The press like to say they report news, but too often they create problems for politicians be misrepresenting facts, creating mistrust, and then publish details about how the people no longer trust politicians.
Take, for example today's news story about MP's getting four more days of holiday a year. This is probably the grossest misrepresentation possible of the reality of events. I have done lots of voluntary work with Norman Lamb, Lib Dem MP for North Norfolk, and know just how unfair it is to label days away from Westminster as holiday. Non sitting Fridays, when MP are not in Parliament, are taken up with constituency work, visiting constituents, holding surgeries, writing letters, in short, doing all the important things that an MP should be doing.

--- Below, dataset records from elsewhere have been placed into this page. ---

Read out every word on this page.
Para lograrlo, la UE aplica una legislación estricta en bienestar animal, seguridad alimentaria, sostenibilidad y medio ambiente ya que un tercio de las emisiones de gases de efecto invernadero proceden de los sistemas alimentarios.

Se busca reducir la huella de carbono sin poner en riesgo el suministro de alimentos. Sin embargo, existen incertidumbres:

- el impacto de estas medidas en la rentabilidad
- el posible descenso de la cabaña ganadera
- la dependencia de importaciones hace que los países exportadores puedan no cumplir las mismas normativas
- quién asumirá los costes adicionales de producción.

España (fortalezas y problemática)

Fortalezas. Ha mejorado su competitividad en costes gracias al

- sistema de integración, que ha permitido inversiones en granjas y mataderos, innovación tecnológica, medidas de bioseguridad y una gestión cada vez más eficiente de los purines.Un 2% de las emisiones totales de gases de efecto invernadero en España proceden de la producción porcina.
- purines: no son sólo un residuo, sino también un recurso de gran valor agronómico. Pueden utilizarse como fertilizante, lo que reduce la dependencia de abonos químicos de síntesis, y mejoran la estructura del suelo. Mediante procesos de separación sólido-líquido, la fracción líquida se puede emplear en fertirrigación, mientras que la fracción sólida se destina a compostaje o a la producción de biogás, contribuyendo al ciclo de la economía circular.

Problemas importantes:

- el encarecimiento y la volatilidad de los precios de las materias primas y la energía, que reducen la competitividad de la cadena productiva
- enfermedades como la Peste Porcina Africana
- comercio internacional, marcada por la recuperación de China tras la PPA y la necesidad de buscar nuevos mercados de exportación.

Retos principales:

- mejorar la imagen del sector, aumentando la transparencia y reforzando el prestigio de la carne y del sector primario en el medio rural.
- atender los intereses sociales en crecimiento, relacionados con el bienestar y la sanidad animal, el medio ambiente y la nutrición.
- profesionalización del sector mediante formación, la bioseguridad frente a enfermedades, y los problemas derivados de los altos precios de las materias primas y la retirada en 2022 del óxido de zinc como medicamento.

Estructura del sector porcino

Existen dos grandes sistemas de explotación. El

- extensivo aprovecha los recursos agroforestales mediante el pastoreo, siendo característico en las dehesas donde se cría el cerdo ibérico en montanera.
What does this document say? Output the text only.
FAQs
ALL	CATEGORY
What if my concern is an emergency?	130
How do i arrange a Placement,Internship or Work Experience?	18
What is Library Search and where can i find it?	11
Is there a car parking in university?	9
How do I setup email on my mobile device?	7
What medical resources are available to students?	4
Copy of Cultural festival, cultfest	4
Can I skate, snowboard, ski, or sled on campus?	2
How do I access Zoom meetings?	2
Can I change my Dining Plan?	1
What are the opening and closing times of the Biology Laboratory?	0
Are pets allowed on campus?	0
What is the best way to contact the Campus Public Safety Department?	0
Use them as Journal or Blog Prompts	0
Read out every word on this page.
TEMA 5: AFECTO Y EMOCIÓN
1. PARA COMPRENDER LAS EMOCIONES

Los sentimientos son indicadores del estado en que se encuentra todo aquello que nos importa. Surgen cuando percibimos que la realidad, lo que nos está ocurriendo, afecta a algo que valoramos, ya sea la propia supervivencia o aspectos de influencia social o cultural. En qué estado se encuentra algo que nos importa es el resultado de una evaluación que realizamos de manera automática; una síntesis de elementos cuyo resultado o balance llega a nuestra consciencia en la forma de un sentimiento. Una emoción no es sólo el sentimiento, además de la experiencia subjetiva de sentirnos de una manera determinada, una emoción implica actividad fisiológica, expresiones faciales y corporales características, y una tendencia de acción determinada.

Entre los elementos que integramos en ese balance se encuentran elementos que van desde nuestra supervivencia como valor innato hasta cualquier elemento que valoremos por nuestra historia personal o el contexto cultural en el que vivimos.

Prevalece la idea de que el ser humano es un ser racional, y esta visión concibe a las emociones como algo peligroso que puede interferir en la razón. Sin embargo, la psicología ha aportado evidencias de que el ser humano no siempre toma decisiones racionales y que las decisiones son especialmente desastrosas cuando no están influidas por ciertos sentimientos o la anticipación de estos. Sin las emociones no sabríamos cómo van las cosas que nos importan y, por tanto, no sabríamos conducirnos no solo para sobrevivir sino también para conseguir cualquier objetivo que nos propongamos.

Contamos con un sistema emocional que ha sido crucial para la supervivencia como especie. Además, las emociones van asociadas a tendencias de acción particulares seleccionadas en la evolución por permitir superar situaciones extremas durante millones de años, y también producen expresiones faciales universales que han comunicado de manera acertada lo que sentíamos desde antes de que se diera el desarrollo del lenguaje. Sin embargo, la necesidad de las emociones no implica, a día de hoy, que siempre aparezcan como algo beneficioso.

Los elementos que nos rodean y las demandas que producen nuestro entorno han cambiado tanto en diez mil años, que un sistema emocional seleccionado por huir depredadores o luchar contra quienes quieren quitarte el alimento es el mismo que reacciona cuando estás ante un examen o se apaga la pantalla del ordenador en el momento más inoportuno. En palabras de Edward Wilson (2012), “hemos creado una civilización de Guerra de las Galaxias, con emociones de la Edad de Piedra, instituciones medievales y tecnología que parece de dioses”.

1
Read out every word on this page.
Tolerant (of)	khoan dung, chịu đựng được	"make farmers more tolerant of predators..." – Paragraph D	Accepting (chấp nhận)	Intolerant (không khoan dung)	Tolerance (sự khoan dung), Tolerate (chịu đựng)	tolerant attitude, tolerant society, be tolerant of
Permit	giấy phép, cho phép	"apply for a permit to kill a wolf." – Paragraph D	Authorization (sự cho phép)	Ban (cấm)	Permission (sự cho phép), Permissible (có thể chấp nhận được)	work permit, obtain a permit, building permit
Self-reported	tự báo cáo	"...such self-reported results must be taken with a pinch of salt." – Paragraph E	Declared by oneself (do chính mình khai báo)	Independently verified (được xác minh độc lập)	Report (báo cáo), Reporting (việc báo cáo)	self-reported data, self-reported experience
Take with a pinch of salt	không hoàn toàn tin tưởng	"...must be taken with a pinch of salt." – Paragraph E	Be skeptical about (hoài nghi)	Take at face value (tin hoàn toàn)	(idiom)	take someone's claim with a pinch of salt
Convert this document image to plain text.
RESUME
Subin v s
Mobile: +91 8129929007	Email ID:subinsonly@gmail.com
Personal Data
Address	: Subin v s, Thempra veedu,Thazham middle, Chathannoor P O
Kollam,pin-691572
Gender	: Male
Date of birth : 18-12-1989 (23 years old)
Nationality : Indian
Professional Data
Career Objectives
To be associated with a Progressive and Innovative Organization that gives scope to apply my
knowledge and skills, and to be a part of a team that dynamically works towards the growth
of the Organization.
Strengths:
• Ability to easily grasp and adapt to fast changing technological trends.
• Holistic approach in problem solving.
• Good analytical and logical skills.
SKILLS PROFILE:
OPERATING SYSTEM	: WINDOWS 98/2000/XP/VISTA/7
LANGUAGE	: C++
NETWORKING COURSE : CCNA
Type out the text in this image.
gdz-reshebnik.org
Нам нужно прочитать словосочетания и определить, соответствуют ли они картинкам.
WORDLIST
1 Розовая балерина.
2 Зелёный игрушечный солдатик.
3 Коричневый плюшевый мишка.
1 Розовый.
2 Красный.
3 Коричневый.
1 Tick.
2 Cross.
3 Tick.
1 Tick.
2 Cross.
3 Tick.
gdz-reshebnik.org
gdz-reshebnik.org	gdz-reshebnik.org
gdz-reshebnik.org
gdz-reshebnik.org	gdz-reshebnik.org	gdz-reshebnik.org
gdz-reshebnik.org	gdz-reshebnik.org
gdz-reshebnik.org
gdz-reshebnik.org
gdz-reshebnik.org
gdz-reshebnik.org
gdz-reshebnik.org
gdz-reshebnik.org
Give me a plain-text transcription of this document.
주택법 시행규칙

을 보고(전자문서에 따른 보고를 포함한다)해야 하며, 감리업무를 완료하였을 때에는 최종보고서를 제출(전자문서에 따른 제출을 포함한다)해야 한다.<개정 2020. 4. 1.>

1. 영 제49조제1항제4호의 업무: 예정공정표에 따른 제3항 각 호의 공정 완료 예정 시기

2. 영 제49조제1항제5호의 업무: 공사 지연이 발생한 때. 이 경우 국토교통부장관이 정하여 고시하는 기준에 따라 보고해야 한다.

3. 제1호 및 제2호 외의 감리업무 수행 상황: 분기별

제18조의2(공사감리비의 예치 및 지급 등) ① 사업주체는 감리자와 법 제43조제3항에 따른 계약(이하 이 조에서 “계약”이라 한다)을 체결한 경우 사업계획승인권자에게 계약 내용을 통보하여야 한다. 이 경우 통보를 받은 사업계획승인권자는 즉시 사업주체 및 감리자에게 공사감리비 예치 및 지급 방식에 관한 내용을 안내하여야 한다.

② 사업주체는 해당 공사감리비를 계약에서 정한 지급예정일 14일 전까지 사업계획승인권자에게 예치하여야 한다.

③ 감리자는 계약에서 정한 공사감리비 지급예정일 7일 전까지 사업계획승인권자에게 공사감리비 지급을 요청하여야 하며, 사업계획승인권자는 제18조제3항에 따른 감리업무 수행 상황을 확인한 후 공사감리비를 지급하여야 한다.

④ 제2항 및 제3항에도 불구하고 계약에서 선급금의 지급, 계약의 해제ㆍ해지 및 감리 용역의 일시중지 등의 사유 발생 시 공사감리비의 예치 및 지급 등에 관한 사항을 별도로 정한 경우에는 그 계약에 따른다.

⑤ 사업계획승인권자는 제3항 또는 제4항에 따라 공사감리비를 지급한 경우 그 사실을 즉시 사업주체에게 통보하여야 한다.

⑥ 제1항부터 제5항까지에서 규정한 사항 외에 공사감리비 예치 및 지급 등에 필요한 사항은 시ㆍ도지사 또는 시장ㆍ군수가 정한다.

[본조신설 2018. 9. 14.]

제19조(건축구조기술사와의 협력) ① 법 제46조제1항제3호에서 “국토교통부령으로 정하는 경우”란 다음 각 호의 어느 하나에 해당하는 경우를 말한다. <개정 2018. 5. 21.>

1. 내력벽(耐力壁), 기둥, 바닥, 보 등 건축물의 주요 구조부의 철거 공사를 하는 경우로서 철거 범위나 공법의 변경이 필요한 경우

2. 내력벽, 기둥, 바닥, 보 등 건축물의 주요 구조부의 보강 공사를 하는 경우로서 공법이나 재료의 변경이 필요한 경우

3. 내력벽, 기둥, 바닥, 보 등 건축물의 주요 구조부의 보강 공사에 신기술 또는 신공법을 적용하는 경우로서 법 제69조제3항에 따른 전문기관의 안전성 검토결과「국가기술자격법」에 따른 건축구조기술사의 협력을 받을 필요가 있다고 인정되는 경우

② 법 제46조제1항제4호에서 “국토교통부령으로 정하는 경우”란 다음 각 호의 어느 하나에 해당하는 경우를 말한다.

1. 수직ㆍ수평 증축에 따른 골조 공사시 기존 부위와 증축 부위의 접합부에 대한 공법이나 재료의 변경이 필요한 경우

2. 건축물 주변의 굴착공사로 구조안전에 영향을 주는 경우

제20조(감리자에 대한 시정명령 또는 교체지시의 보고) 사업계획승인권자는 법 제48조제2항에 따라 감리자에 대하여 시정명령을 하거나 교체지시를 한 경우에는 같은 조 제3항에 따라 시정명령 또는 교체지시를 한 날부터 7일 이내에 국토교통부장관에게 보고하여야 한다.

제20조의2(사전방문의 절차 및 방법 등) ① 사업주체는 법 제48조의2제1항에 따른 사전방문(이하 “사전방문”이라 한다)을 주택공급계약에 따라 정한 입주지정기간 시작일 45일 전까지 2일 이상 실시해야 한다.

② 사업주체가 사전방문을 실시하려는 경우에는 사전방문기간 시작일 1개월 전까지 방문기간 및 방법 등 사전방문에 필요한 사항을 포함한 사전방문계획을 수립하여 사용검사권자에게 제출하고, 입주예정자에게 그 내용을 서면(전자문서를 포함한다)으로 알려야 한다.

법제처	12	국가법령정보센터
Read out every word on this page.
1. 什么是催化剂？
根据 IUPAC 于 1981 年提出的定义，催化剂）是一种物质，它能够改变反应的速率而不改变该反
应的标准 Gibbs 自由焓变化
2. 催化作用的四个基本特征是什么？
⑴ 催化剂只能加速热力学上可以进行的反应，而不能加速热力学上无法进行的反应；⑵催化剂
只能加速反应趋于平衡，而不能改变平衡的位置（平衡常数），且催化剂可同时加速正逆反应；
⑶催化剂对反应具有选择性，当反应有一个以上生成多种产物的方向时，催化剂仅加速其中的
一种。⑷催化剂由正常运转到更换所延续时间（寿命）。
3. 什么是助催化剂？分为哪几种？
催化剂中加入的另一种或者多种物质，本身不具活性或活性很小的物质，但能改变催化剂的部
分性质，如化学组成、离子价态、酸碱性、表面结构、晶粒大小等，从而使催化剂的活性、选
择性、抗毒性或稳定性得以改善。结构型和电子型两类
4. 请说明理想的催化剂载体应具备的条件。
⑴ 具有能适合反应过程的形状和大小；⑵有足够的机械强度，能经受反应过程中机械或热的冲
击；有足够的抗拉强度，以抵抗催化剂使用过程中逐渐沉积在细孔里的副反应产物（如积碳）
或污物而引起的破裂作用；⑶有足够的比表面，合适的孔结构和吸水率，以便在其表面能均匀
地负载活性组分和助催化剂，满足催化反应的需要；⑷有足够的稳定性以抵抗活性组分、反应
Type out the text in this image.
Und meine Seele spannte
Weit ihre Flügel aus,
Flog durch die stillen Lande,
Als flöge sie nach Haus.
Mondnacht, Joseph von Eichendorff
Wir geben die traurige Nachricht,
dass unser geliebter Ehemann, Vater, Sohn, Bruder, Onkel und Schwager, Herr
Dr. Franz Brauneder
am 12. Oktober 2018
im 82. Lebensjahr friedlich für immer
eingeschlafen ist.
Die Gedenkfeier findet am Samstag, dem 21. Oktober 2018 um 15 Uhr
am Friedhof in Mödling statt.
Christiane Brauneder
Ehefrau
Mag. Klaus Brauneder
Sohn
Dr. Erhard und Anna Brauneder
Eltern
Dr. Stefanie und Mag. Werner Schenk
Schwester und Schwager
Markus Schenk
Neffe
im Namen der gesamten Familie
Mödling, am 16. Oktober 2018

An MP's job is not to simply sit in pointless and meaningless debates that have no relevance to the MP's constituency. A good MP can often achieve much more by being away from Westminster than the press realise.
The problem is that the London centric press fail to understand that there is a world of politics away from Westminster. The number of people in North Norfolk who have told me that they have been amazed to find their MP knocking on their door, canvassing but asking about their problems, not just in election years but throught a parliamentary term, actually shows that people appreciate this much more than seeing their MP sat slumped on the green benches on TV for 2 minutes.
The press have got form in this area of misrepresenting MP's in other areas too. What about when the press refer to MP's getting £130,000 a year. Of course the press never ever explain that this amount is to pay staff, cover office costs, stationary and a range of other things.
Take this quote from the BBC website "The 2005/06 payments - about £131,000 per MP - come on top of a basic salary of about £60,000 and a pension."
This quotation could not be more misleading.
Then what do the press report next "Voters don't trust MP's as they are paid too much and have too many holidays".
We have seen it recently with Ming Campbell. Yes, I have had my concerns and yes, I wanted to see a change in leadership. However, Ming's inability to have a relationship with the press which was positive in terms of news about him meant that the news agenda was dominated with negative news stories. The press often, as has been revealed, wrote negative stories in advance of events with little interest being shown in the facts.
The reason people don't trust politicians is nothing to do with our politicians being lazy or underpaid. In relative terms, out MP's are not grossly overpaid considering the hours they work and the responsibilities they have. Neither are MP's any more lazy than MP's in previous generations. Indeed, my experience of MP's (admittedly with hardworking Lib Dem's) has been that they work their socks off, rarely take any holidays and are not in any way shape or form lazy.
It's about time the press started reporting stories accurately and stopped misrepresenting the work MP's do. Perhaps then the press could play a part in building the reputation of parliament, politics and helping boost turnout in elections at the same time.